Based on the geometry and material data, the mechanical and thermal behaviour can be simulated. Additionally, it is possible to take thermal-mechanical, electrical-thermal and electrical-mechanical couplings into account. By making use of failure models, the assessed stress limits or the lifetime can be determined and or predicted.

Important aspects are:

• Determination of geometry: the geometry is determined on the basis of CAD-data or as part of the process and technology development.
• Selecting material data: good materials data is a key element for reliability assessment. Material data is already available for several materials. For new materials or extended fields of application (e.g. high temperature), additional material properties can be characterised and prepared for the simulation.
• Assessing production quality: stresses at the various stages of assembly can be investigated by simulation.
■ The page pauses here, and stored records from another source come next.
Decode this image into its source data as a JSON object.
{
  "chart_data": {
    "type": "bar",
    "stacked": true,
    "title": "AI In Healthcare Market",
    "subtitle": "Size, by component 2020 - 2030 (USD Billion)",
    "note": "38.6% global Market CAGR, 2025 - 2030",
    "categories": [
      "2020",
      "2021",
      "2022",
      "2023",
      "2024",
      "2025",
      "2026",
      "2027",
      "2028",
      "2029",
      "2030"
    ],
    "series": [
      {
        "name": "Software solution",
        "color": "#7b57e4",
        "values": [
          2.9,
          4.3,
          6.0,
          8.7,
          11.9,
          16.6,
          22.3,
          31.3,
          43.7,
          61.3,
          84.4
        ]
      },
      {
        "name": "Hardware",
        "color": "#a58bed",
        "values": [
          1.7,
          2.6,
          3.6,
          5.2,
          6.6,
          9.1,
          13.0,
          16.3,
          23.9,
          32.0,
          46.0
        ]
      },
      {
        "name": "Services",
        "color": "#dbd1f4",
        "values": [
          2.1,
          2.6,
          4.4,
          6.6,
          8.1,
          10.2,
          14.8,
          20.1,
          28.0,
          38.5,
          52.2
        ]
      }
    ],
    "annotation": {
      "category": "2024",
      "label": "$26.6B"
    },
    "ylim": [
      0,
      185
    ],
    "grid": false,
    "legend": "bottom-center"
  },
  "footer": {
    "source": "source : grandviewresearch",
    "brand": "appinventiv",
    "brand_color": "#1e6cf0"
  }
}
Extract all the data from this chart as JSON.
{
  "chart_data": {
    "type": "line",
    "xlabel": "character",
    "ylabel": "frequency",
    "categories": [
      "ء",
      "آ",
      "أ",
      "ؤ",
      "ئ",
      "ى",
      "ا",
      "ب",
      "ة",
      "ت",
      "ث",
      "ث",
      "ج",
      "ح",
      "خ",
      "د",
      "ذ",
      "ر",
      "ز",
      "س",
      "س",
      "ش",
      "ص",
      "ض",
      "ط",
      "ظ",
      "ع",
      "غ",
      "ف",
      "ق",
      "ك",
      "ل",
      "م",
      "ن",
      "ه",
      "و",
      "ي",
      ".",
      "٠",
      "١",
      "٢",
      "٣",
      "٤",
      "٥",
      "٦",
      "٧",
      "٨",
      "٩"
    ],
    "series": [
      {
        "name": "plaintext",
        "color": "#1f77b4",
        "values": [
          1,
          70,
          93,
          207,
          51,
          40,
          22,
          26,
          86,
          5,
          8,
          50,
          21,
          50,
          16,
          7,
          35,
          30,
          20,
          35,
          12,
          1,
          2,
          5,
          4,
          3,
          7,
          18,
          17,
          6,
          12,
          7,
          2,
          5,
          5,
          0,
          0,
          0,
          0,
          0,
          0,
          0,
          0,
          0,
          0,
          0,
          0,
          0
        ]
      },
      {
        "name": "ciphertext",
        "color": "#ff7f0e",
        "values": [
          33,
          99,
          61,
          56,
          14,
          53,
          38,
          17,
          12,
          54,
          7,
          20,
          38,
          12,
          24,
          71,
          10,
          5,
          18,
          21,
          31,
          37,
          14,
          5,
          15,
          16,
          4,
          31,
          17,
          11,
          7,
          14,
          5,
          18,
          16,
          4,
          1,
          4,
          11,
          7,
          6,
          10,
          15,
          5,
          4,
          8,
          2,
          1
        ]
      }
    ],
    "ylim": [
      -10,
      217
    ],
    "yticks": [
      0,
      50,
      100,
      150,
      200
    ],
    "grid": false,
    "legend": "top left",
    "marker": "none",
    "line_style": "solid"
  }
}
Typical evaluation criteria are fracture stress and maximum permissible thermo-mechanical deformation.
• Determining hot spot temperatures: simulating the temperature distribution and identifying hot spots for various operational states (power loss: static and transient), and cooling parameters as elements of thermal management.
• Determining the lifetime: to evaluate long-term effects, mechanisms such as thermo-mechanical fatigue (e.g. at soldered joints, through vias), fracture processes, moisture diffusion, delamination, and electro-migration, are determined by using lifetime models– if necessary new lifetime models are developed.